Part of working in security is delivering news people don't want to hear.

Examples: You can't use this software, your corporate laptop needs monitoring, you can't check in this sketchy 3rd party library.

Internal reputation is a valuable thing for a security team. It makes everything we want to accomplish either easier or harder. A, maybe the, primary way to harm that reputation is to fumble a rollout, especially of “bad” news.

Some things that help:

1. Bad news up front

2. Whats the reasoning? Make company more secure?

3. How well considered were the tradeoffs?

4. Is there data to support this?

5. How fixed is the decision? Might it change?

6. How will we know if this was the right decision 6mo from now?

7. Rollout.

 a. Seek feedback from strongest expected critics first.

 b. Q/A section in announcement.

 c. Don't roll out change right after announcement.

 d. Don't do announcement right before a weekend.

Thats great in abstract, but lets explore what an announcement of a new policy that you can't download applications on your work laptop might look like:

On $future_date unapproved applications will no longer be allowed on company computers.
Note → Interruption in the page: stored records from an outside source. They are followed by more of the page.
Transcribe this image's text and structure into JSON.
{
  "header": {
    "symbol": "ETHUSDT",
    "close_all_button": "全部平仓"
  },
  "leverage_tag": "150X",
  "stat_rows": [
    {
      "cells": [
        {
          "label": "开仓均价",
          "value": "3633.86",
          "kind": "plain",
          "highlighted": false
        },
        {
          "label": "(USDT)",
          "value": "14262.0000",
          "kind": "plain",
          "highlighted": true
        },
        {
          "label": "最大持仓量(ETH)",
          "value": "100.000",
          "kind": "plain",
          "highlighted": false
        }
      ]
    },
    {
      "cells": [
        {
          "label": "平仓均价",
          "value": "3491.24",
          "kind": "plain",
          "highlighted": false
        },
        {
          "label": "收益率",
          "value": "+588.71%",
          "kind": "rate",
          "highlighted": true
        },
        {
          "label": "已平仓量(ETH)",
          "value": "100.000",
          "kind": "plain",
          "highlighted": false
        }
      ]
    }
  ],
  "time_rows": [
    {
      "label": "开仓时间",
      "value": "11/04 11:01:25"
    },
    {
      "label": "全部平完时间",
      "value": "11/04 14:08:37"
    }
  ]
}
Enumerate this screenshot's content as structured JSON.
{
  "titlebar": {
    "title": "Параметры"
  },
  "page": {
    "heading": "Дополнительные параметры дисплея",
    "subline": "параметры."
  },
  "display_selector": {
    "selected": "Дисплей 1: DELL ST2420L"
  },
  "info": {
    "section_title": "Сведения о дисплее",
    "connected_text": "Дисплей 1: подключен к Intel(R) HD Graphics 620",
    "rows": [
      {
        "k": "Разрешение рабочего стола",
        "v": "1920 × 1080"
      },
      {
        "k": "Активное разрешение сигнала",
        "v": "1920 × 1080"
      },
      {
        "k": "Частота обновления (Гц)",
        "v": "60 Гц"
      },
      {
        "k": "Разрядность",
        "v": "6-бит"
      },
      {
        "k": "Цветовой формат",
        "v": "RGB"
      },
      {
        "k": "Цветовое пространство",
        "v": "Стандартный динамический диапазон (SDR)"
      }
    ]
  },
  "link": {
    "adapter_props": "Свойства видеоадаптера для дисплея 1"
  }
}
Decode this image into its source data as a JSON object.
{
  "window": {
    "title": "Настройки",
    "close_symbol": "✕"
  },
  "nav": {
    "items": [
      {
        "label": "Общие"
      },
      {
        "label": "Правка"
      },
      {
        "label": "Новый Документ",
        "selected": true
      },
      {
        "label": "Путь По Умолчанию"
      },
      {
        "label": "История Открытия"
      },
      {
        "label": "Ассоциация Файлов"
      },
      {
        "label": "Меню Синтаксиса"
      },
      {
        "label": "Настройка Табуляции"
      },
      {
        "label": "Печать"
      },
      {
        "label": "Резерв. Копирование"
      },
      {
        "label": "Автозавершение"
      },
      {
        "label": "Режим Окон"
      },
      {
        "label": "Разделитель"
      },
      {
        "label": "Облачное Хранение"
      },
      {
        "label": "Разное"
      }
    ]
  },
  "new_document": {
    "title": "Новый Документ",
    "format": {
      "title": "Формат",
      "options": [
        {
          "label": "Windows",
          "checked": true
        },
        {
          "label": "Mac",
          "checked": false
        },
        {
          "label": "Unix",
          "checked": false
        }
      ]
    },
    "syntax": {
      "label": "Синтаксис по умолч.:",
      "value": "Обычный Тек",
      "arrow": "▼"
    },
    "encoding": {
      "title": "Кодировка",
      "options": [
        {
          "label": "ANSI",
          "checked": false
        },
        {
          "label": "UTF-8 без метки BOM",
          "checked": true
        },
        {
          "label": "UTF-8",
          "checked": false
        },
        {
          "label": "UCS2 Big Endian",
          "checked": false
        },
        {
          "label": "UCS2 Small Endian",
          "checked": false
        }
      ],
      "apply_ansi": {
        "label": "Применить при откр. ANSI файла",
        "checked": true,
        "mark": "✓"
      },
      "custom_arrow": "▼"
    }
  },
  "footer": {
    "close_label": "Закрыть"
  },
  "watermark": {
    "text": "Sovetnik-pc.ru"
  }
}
Because of the risk and maintenance burden we've made the hard decision to disallow any applications on company computers not on $allow_list.

The main reason is risk. Every application increases the attack surface. This is not abstract, in the last 6mo there have been xx security incidents stemming from such software, typically malware or attackers exploiting vulns. The increasing prevalence of such incidents is prompting this change now.  

We will expand $allow_list over time and you can add an app for consideration $here. The steps for something to get on $allow_list are a,b,c and typically take x weeks.

This decision came after considerable investigation and discussion. Out of 10,000 employees 2% had installed applications not on $allow_list.  We had a few focus group meetings with samplings of employees from that 2%. We learned

1. Of the now disallowed apps, most could be categorized the apps as for productivity or $activity.

2. Of the disallowed apps, ballpark estimates of time saved were 1 hour a week per person.

3. In some cases after discussion some of the disallowed apps could be replaced by apps on $allow_list

Next steps

This change will happen on $date. At that time if any disallowed apps are on your computer they will stop working via $device_management_software. The user experience for having an app not work in this way is described $here. If you want to suggest an app to move to the allow list go to $url.

We will be paying close attention to how these changes affect folks. 6 months from now we will judge if this decision was the right one by

This decision was not taken lightly. I understand being annoyed by this decision. The goal is not to hinder productivity, its a conscious tradeoff given the increased risk to our company if we continued with the status quo.

Any feedback (good, bad, ugly) please don't be shy and submit it $here.